O Ibovespa encerrou a sexta-feira em queda marginal de 0,21%, aos 171.132,66 pontos, mas conseguiu fechar a semana com alta de 1,25% — a primeira elevação semanal desde abril e o fim de uma sequência de oito semanas no vermelho, segundo dados da LSEG. No pregão, as ações da Petrobras foram o principal vetor de baixa e pesaram sobre o desempenho do índice.
No mercado de câmbio, o dólar à vista caiu 0,76%, cotado a R$ 5,0610, acumulando perda semanal de 1,83% e queda de 7,80% no ano frente ao real.
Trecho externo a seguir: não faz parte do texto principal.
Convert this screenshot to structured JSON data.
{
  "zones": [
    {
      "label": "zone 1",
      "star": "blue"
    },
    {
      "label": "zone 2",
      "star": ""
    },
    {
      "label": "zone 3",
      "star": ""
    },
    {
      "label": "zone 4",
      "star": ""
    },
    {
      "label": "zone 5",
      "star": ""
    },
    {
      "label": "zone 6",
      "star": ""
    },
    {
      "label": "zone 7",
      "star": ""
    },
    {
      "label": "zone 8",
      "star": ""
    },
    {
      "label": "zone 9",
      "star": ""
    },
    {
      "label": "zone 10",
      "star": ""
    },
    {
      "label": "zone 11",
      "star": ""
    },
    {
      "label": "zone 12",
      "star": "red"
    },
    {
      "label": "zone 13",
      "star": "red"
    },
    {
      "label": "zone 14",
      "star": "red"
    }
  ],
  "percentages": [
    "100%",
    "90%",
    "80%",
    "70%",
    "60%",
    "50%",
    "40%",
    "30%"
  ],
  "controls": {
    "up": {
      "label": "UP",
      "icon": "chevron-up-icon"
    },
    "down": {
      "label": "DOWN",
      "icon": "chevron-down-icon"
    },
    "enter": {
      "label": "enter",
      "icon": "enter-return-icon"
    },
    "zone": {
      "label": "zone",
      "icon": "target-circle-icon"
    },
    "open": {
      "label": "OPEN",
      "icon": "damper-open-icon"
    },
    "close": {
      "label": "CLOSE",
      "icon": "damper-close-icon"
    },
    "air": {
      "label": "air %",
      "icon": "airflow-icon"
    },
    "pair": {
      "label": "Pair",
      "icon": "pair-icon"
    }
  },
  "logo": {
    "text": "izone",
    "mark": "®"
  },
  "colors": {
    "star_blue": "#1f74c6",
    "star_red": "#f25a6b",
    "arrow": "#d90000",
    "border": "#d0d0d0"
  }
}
O movimento acompanhou a apreciação de moedas emergentes e o alívio provocado pela percepção de avanço nas negociações entre Estados Unidos e Irã — ainda que declarações conflitantes das partes mantenham incerteza sobre os termos do eventual acordo.
O possível entendimento entre Washington e Teerã contribuiu para queda nos preços do petróleo, que fecharam a semana com recuo de cerca de 6% e voltaram à região dos US$ 90 por barril, segundo participantes do mercado. Para analistas consultados, essa compressão de preços foi determinante para a pressão sobre papéis do setor energético, onde a Petrobras tem forte peso na carteira do índice.
Além do contexto externo, investidores repercutiram dados locais: o IPCA de maio subiu 0,58% e a inflação em 12 meses avançou para 4,72%, acima do teto da meta (4,68%). Economistas destacam que o retorno da inflação ao limite superior da meta complica a trajetória de afrouxamento monetário e amplia a probabilidade de que o Banco Central encerre o ciclo de cortes de juros na próxima reunião. Na combinação entre ruído externo e custo inflacionário, o mercado segue seletivo e atento a sinais que possam alterar risco e avaliação de ativos.